I think as time goes on, and science answers more and more questions about life and the universe, the role of religion will decline. Also, as written and recorded records exist much more now, the chance of new religions sprouting up out of nothing is slim. For instance, if Elvis had been alive 2000 years ago, we might well have told stories about him to our children, and then a few generations down the chain those would be inflated legends, and then it might turn into a sort of mythical worship - and then today, there would be Elvistianity as one of the world's biggest religions. Luckily, today we all know that Elvis was just a guy who choked on his own vomit. A great entertainer, a powerful presence in our culture, but just a guy choking on a peanut-butter and plantain sandwich.
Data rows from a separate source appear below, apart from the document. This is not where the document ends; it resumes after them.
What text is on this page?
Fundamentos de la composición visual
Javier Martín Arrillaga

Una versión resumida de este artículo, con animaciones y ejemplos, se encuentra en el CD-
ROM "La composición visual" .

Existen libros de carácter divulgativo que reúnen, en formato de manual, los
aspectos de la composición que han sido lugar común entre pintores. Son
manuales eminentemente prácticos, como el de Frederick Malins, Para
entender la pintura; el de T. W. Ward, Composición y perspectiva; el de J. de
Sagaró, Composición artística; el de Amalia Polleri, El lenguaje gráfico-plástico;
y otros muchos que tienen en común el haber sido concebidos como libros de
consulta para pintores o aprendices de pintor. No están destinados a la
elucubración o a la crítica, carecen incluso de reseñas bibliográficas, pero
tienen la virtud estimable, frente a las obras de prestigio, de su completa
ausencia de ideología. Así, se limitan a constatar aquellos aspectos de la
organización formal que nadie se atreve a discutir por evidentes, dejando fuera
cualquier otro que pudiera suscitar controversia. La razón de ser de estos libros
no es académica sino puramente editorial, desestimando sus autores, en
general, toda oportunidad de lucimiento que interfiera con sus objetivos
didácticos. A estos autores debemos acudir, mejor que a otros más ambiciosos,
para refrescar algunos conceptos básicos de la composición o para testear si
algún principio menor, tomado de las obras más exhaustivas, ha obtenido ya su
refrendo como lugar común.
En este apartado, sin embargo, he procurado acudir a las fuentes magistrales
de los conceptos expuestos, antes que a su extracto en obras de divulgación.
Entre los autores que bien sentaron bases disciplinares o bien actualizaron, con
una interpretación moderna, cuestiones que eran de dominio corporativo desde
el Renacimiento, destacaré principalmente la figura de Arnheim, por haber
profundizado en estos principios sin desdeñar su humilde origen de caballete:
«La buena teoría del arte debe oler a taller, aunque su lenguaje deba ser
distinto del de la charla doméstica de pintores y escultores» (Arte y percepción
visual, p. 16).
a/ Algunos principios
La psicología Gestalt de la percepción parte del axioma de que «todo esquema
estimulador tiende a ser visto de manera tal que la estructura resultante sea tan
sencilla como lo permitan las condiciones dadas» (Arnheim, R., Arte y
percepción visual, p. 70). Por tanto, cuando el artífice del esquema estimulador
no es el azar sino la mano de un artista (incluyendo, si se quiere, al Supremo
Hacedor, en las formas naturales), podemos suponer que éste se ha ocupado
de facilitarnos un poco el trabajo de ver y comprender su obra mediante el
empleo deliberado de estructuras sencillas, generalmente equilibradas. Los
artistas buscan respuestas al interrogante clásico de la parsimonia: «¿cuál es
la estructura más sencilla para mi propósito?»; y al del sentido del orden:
So some of my opinions on religion are tainted by this storybook view of it all, whether I am talking about the JW's magical number of 144,000 people admitted to heaven, or the Mormon's magical underpants, or Scientology's mystical flight of DC-18s that carried humanity to this planet, and out of the grips of psychoanalysis. When you examine any one of these faiths from an objective, scientific viewpoint, it can be downright silly. Sometimes beautiful, sometimes inspiring and encouraging, but more often completely unfathomable to any rational being. And as someone who is on a search for a greater truth in this life, that is fucking annoying.
So am I intolerant, because of this outlook? That is up to you. I certainly am never openly upset at someone or dismissive of them because of their religion, the same way I don't really discount people because of their race, gender, ethnicity, or whatever else. Religion is a very personal choice, that some self-righteous asshole like me has no right to dictate to anyone else.
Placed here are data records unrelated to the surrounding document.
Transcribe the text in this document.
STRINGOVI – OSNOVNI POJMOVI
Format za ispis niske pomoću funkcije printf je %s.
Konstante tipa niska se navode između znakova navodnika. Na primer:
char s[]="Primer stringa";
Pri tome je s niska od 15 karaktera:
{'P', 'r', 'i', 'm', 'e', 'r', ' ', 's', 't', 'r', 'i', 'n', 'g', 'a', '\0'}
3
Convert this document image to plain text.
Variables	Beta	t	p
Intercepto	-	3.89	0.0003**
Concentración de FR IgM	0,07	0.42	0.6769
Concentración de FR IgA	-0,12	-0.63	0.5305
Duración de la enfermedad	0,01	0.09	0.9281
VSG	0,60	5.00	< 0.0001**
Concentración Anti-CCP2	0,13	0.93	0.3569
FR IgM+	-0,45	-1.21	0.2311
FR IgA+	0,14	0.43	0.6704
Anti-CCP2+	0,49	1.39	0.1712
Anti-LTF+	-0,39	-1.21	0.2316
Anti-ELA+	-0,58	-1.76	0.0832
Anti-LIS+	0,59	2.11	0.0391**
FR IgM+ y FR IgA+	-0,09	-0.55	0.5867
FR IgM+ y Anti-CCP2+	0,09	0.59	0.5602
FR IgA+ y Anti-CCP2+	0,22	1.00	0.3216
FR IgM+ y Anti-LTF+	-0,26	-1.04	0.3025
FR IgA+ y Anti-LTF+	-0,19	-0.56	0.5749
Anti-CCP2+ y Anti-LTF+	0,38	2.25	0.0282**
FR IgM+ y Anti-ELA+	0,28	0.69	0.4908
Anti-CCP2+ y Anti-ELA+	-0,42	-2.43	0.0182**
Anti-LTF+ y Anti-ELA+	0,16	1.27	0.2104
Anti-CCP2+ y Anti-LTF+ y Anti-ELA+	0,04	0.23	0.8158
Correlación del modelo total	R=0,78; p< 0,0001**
Personally, however, I do feel that religion is a weight on humanity; it has done more harm then good when looked at over time, it causes division, strife and murder every day, and I feel that people can ascend farther when they divorce themselves from it, freeing their time to learn new things, gain new hobbies, and just be a more well-rounded person. I will be happy when the religious hold on our country is lifted - when I won't see preachers on TV asking for money, preachers on the national best-sellers list, and a cross around every neck or hanging from every rearview mirror. I have to toe the line here - I don't want everyone to be or think like me, and I don't want to eradicate any particular religious faith; I just want it to be something that we choose to do, at no personal or societal cost, rather than something that is thrust upon our backs simply because of upbringing or some loyalty to a particular sect.
I think (or hope) that is all I can say. Now everyone go be nice to each other.